Гервальт умолк, дрожа всем телом и закрыв лицо руками.

– Скоро минет тому тридцать лет, – начал он снова после некоторой паузы, – я был тогда мальчиком, но и до сих пор вижу перед собой ужасное зрелище: как мой престарелый отец, брат и ни в чем не повинная мать, взятые в плен Аттилой во время возмущения, корчились на заостренных кольях и выли в страшных мучениях. А тут же, на самом виду – были замучены до смерти мои четыре сестры, юные девушки, доставшиеся на поругание сначала Аттиле, а потом его конюхам! Меня он швырнул лицом прямо на вздрагивающее в предсмертных судорогах тело отца и прокричал: «Вот как кончают те, кто нарушил верность Аттиле! Мальчик, гляди и помни! С сегодняшнего дня ты научишься быть верным мне!» И я научился… – заключил Гервальт дрожащими губами.

– И я также, – произнес король гепидов. – Хотя урок был другого рода, но, пожалуй, еще чувствительнее… Страх? Он мне незнаком. Я отвык от него на полях сражений. Меня побуждает к повиновению нечто гораздо сильнейшее – честь! Я так же, как и ты, король Визигаст, понял – много лет тому назад, – что иго дикарей стало невыносимым. Я вздумал избавить от него мой народ и вселенную. Все было заранее подготовлено: союз с Византией, тайный договор со многими германскими королями и вождями славян. Я лежал в своей палатке и спал – то было за три дня до назначенного срока восстания, – как вдруг, проснувшись, увидел самого Аттилу, который спокойно сидел возле моего ложа! В ужасе я хотел вскочить, но гунн ласково удержал мою руку, заставив по-прежнему лечь на подушки, и передал мне слово в слово весь наш договор, весь план войны, что был изложен на четырех страницах римского письма. Он сказал все это наизусть, а потом прибавил в заключение: «Твои союзники распяты, все до единого – семнадцать человек. Но тебя я прощаю. Тебе остается твое царство. Я доверяю Ардариху, будь мне верен с этих пор». В тот же день Аттила охотился со мной и моими гепидами в Дунайском лесу. Усталый, он заснул, положив голову мне на колени. Пока он жив, я должен хранить ему верность…

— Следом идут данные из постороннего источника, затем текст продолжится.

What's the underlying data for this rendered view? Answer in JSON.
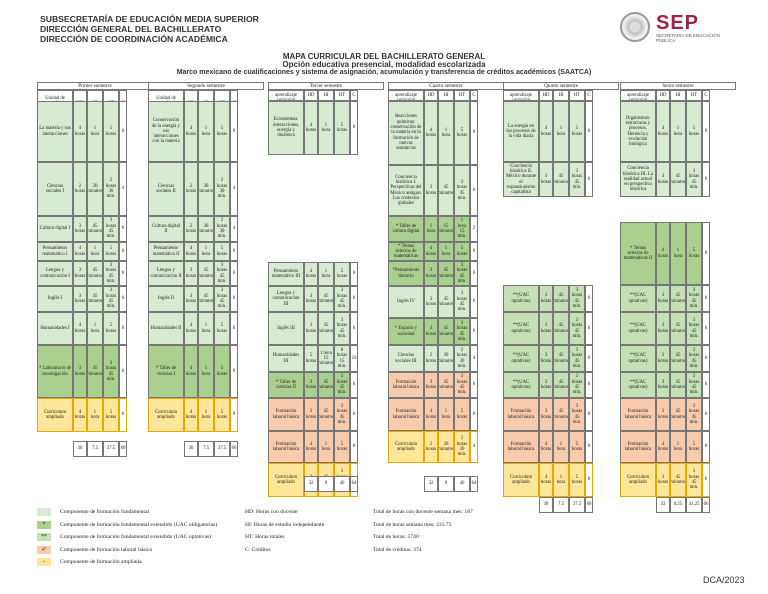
{
  "header": {
    "lines": [
      "SUBSECRETARÍA DE EDUCACIÓN MEDIA SUPERIOR",
      "DIRECCIÓN GENERAL DEL BACHILLERATO",
      "DIRECCIÓN DE COORDINACIÓN ACADÉMICA"
    ],
    "logo_text": "SEP",
    "logo_sub": "SECRETARÍA DE EDUCACIÓN PÚBLICA"
  },
  "titles": {
    "t1": "MAPA CURRICULAR DEL BACHILLERATO GENERAL",
    "t2": "Opción educativa presencial, modalidad escolarizada",
    "t3": "Marco mexicano de cualificaciones y sistema de asignación, acumulación y transferencia de créditos académicos (SAATCA)"
  },
  "semesters": [
    "Primer semestre",
    "Segundo semestre",
    "Tercer semestre",
    "Cuarto semestre",
    "Quinto semestre",
    "Sexto semestre"
  ],
  "col_headers": {
    "uac": "Unidad de aprendizaje curricular",
    "hd": "HD",
    "hi": "HI",
    "ht": "HT",
    "c": "C"
  },
  "sem1": [
    {
      "name": "La materia y sus interacciones",
      "hd": "4 horas",
      "hi": "1 hora",
      "ht": "5 horas",
      "c": "8",
      "color": "g"
    },
    {
      "name": "Ciencias sociales I",
      "hd": "2 horas",
      "hi": "30 minutos",
      "ht": "2 horas 30 min.",
      "c": "4",
      "color": "g"
    },
    {
      "name": "Cultura digital I",
      "hd": "3 horas",
      "hi": "45 minutos",
      "ht": "3 horas 45 min.",
      "c": "6",
      "color": "g"
    },
    {
      "name": "Pensamiento matemático I",
      "hd": "4 horas",
      "hi": "1 hora",
      "ht": "5 horas",
      "c": "8",
      "color": "g"
    },
    {
      "name": "Lengua y comunicación I",
      "hd": "3 horas",
      "hi": "45 minutos",
      "ht": "3 horas 45 min.",
      "c": "6",
      "color": "g"
    },
    {
      "name": "Inglés I",
      "hd": "3 horas",
      "hi": "45 minutos",
      "ht": "3 horas 45 min.",
      "c": "6",
      "color": "g"
    },
    {
      "name": "Humanidades I",
      "hd": "4 horas",
      "hi": "1 hora",
      "ht": "5 horas",
      "c": "8",
      "color": "g"
    },
    {
      "name": "* Laboratorio de investigación",
      "hd": "3 horas",
      "hi": "45 minutos",
      "ht": "3 horas 45 min.",
      "c": "6",
      "color": "gd"
    },
    {
      "name": "Curriculum ampliado",
      "hd": "4 horas",
      "hi": "1 hora",
      "ht": "5 horas",
      "c": "8",
      "color": "y"
    }
  ],
  "sem1_totals": {
    "hd": "30",
    "hi": "7.5",
    "ht": "37.5",
    "c": "60"
  },
  "sem2": [
    {
      "name": "Conservación de la energía y sus interacciones con la materia",
      "hd": "4 horas",
      "hi": "1 hora",
      "ht": "5 horas",
      "c": "8",
      "color": "g"
    },
    {
      "name": "Ciencias sociales II",
      "hd": "2 horas",
      "hi": "30 minutos",
      "ht": "2 horas 30 min.",
      "c": "4",
      "color": "g"
    },
    {
      "name": "Cultura digital II",
      "hd": "2 horas",
      "hi": "30 minutos",
      "ht": "2 horas 30 min.",
      "c": "4",
      "color": "g"
    },
    {
      "name": "Pensamiento matemático II",
      "hd": "4 horas",
      "hi": "1 hora",
      "ht": "5 horas",
      "c": "8",
      "color": "g"
    },
    {
      "name": "Lengua y comunicación II",
      "hd": "3 horas",
      "hi": "45 minutos",
      "ht": "3 horas 45 min.",
      "c": "6",
      "color": "g"
    },
    {
      "name": "Inglés II",
      "hd": "3 horas",
      "hi": "45 minutos",
      "ht": "3 horas 45 min.",
      "c": "6",
      "color": "g"
    },
    {
      "name": "Humanidades II",
      "hd": "4 horas",
      "hi": "1 hora",
      "ht": "5 horas",
      "c": "8",
      "color": "g"
    },
    {
      "name": "* Taller de ciencias I",
      "hd": "4 horas",
      "hi": "1 hora",
      "ht": "5 horas",
      "c": "8",
      "color": "gd"
    },
    {
      "name": "Curriculum ampliado",
      "hd": "4 horas",
      "hi": "1 hora",
      "ht": "5 horas",
      "c": "8",
      "color": "y"
    }
  ],
  "sem2_totals": {
    "hd": "30",
    "hi": "7.5",
    "ht": "37.5",
    "c": "60"
  },
  "sem3": [
    {
      "name": "Ecosistemas: interacciones, energía y dinámica",
      "hd": "4 horas",
      "hi": "1 hora",
      "ht": "5 horas",
      "c": "8",
      "color": "g"
    },
    {
      "name": "Pensamiento matemático III",
      "hd": "4 horas",
      "hi": "1 hora",
      "ht": "5 horas",
      "c": "8",
      "color": "g"
    },
    {
      "name": "Lengua y comunicación III",
      "hd": "3 horas",
      "hi": "45 minutos",
      "ht": "3 horas 45 min.",
      "c": "6",
      "color": "g"
    },
    {
      "name": "Inglés III",
      "hd": "3 horas",
      "hi": "45 minutos",
      "ht": "3 horas 45 min.",
      "c": "6",
      "color": "g"
    },
    {
      "name": "Humanidades III",
      "hd": "5 horas",
      "hi": "1 hora 15 minutos",
      "ht": "6 horas 15 min.",
      "c": "10",
      "color": "g"
    },
    {
      "name": "* Taller de ciencias II",
      "hd": "3 horas",
      "hi": "45 minutos",
      "ht": "3 horas 45 min.",
      "c": "6",
      "color": "gd"
    },
    {
      "name": "Formación laboral básica",
      "hd": "3 horas",
      "hi": "45 minutos",
      "ht": "3 horas 45 min.",
      "c": "6",
      "color": "o"
    },
    {
      "name": "Formación laboral básica",
      "hd": "4 horas",
      "hi": "1 hora",
      "ht": "5 horas",
      "c": "8",
      "color": "o"
    },
    {
      "name": "Curriculum ampliado",
      "hd": "3 horas",
      "hi": "45 minutos",
      "ht": "3 horas 45 min.",
      "c": "6",
      "color": "y"
    }
  ],
  "sem3_totals": {
    "hd": "32",
    "hi": "8",
    "ht": "40",
    "c": "64"
  },
  "sem4": [
    {
      "name": "Reacciones químicas: conservación de la materia en la formación de nuevas sustancias",
      "hd": "4 horas",
      "hi": "1 hora",
      "ht": "5 horas",
      "c": "8",
      "color": "g"
    },
    {
      "name": "Conciencia histórica I. Perspectivas del México antiguo. Los contextos globales",
      "hd": "3 horas",
      "hi": "45 minutos",
      "ht": "3 horas 45 min.",
      "c": "6",
      "color": "g"
    },
    {
      "name": "* Taller de cultura digital",
      "hd": "1 hora",
      "hi": "15 minutos",
      "ht": "1 hora 15 min.",
      "c": "2",
      "color": "gd"
    },
    {
      "name": "* Temas selectos de matemáticas",
      "hd": "4 horas",
      "hi": "1 hora",
      "ht": "5 horas",
      "c": "8",
      "color": "gd"
    },
    {
      "name": "*Pensamiento literario",
      "hd": "3 horas",
      "hi": "45 minutos",
      "ht": "3 horas 45 min.",
      "c": "6",
      "color": "gd"
    },
    {
      "name": "Inglés IV",
      "hd": "3 horas",
      "hi": "45 minutos",
      "ht": "3 horas 45 min.",
      "c": "6",
      "color": "g"
    },
    {
      "name": "* Espacio y sociedad",
      "hd": "3 horas",
      "hi": "45 minutos",
      "ht": "3 horas 45 min.",
      "c": "6",
      "color": "gd"
    },
    {
      "name": "Ciencias sociales III",
      "hd": "2 horas",
      "hi": "30 minutos",
      "ht": "2 horas 30 min.",
      "c": "4",
      "color": "g"
    },
    {
      "name": "Formación laboral básica",
      "hd": "3 horas",
      "hi": "45 minutos",
      "ht": "3 horas 45 min.",
      "c": "6",
      "color": "o"
    },
    {
      "name": "Formación laboral básica",
      "hd": "4 horas",
      "hi": "1 hora",
      "ht": "5 horas",
      "c": "8",
      "color": "o"
    },
    {
      "name": "Curriculum ampliado",
      "hd": "2 horas",
      "hi": "30 minutos",
      "ht": "2 horas 30 min.",
      "c": "4",
      "color": "y"
    }
  ],
  "sem4_totals": {
    "hd": "32",
    "hi": "8",
    "ht": "40",
    "c": "64"
  },
  "sem5": [
    {
      "name": "La energía en los procesos de la vida diaria",
      "hd": "4 horas",
      "hi": "1 hora",
      "ht": "5 horas",
      "c": "8",
      "color": "g"
    },
    {
      "name": "Conciencia histórica II. México durante el expansionismo capitalista",
      "hd": "3 horas",
      "hi": "45 minutos",
      "ht": "3 horas 45 min.",
      "c": "6",
      "color": "g"
    },
    {
      "name": "**(UAC optativas)",
      "hd": "3 horas",
      "hi": "45 minutos",
      "ht": "3 horas 45 min.",
      "c": "6",
      "color": "gm"
    },
    {
      "name": "**(UAC optativas)",
      "hd": "3 horas",
      "hi": "45 minutos",
      "ht": "3 horas 45 min.",
      "c": "6",
      "color": "gm"
    },
    {
      "name": "**(UAC optativas)",
      "hd": "3 horas",
      "hi": "45 minutos",
      "ht": "3 horas 45 min.",
      "c": "6",
      "color": "gm"
    },
    {
      "name": "**(UAC optativas)",
      "hd": "3 horas",
      "hi": "45 minutos",
      "ht": "3 horas 45 min.",
      "c": "6",
      "color": "gm"
    },
    {
      "name": "Formación laboral básica",
      "hd": "3 horas",
      "hi": "45 minutos",
      "ht": "3 horas 45 min.",
      "c": "6",
      "color": "o"
    },
    {
      "name": "Formación laboral básica",
      "hd": "4 horas",
      "hi": "1 hora",
      "ht": "5 horas",
      "c": "8",
      "color": "o"
    },
    {
      "name": "Curriculum ampliado",
      "hd": "4 horas",
      "hi": "1 hora",
      "ht": "5 horas",
      "c": "8",
      "color": "y"
    }
  ],
  "sem5_totals": {
    "hd": "30",
    "hi": "7.5",
    "ht": "37.5",
    "c": "60"
  },
  "sem6": [
    {
      "name": "Organismos: estructuras y procesos. Herencia y evolución biológica",
      "hd": "4 horas",
      "hi": "1 hora",
      "ht": "5 horas",
      "c": "8",
      "color": "g"
    },
    {
      "name": "Conciencia histórica III. La realidad actual en perspectiva histórica",
      "hd": "3 horas",
      "hi": "45 minutos",
      "ht": "3 horas 45 min.",
      "c": "6",
      "color": "g"
    },
    {
      "name": "* Temas selectos de matemáticas II",
      "hd": "4 horas",
      "hi": "1 hora",
      "ht": "5 horas",
      "c": "8",
      "color": "gd"
    },
    {
      "name": "**(UAC optativas)",
      "hd": "3 horas",
      "hi": "45 minutos",
      "ht": "3 horas 45 min.",
      "c": "6",
      "color": "gm"
    },
    {
      "name": "**(UAC optativas)",
      "hd": "3 horas",
      "hi": "45 minutos",
      "ht": "3 horas 45 min.",
      "c": "6",
      "color": "gm"
    },
    {
      "name": "**(UAC optativas)",
      "hd": "3 horas",
      "hi": "45 minutos",
      "ht": "3 horas 45 min.",
      "c": "6",
      "color": "gm"
    },
    {
      "name": "**(UAC optativas)",
      "hd": "3 horas",
      "hi": "45 minutos",
      "ht": "3 horas 45 min.",
      "c": "6",
      "color": "gm"
    },
    {
      "name": "Formación laboral básica",
      "hd": "3 horas",
      "hi": "45 minutos",
      "ht": "3 horas 45 min.",
      "c": "6",
      "color": "o"
    },
    {
      "name": "Formación laboral básica",
      "hd": "4 horas",
      "hi": "1 hora",
      "ht": "5 horas",
      "c": "8",
      "color": "o"
    },
    {
      "name": "Curriculum ampliado",
      "hd": "3 horas",
      "hi": "45 minutos",
      "ht": "3 horas 45 min.",
      "c": "6",
      "color": "y"
    }
  ],
  "sem6_totals": {
    "hd": "33",
    "hi": "8.25",
    "ht": "41.25",
    "c": "66"
  },
  "legend": {
    "items": [
      {
        "mark": "",
        "text": "Componente de formación fundamental",
        "color": "#d9ead3"
      },
      {
        "mark": "*",
        "text": "Componente de formación fundamental extendido (UAC obligatorias)",
        "color": "#a9d08e"
      },
      {
        "mark": "**",
        "text": "Componente de formación fundamental extendido (UAC optativas)",
        "color": "#c5e0b4"
      },
      {
        "mark": "✔",
        "text": "Componente de formación laboral básico",
        "color": "#f8cbad"
      },
      {
        "mark": "-",
        "text": "Componente de formación ampliada",
        "color": "#ffe699"
      }
    ],
    "abbrev": [
      "HD: Horas con docente",
      "HI: Horas de estudio independiente",
      "HT: Horas totales",
      "C: Créditos"
    ],
    "totals": [
      "Total de horas con docente semana mes: 187",
      "Total de horas semana mes: 233.75",
      "Total de horas: 3740",
      "Total de créditos: 374"
    ]
  },
  "footer": "DCA/2023"
}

– И целый мир пусть достается гуннам и будет их собственностью навеки! – возразил с отчаянием король ругов.

– Да, пока «Он» жив.

– Если гунны еще раз одержат победу, их господство будет несокрушимо.

– Сыновья Аттилы, – с ударением произнес Ардарих, – не то, что он сам…

– Хорошо! Однако Эллак настоящий богатырь. У него достанет силы одержать новые победы и утвердить свое владычество над теми, кого завоевал отец. Тогда у царства гуннов не останется больше ни одного врага в целой вселенной.

– Тогда – конечно, они будут! – сказал Ардарих.

– Настоящая королевская речь, – нетерпеливо воскликнул Даггар, – но уж чересчур загадочна! Одним словом, мы будем сражаться с гуннами без гепидов и даже против них! Король Визигаст, пошли меня к Валамеру, амалунгу. Я попытаюсь…

– Не спеши напрасно, юный Даггар, – заметил Ардарих.

– Разве он тоже осыпан милостями и… связан по рукам и ногам? – гневно спросил юноша.

– Нет. Но Валамер заключил с Аттилой священный союз и запил его кровью.

– Фу, противная гуннская кровь! – воскликнул королевич.

– Также и остгот не восстанет против гуннов, пока жив Аттила.

– Но он может долго прожить, потому что считает себе всего пятьдесят шесть зим, – с досадой произнес Даггар.

– А тем временем мир погибнет, – вздохнул Визигаст.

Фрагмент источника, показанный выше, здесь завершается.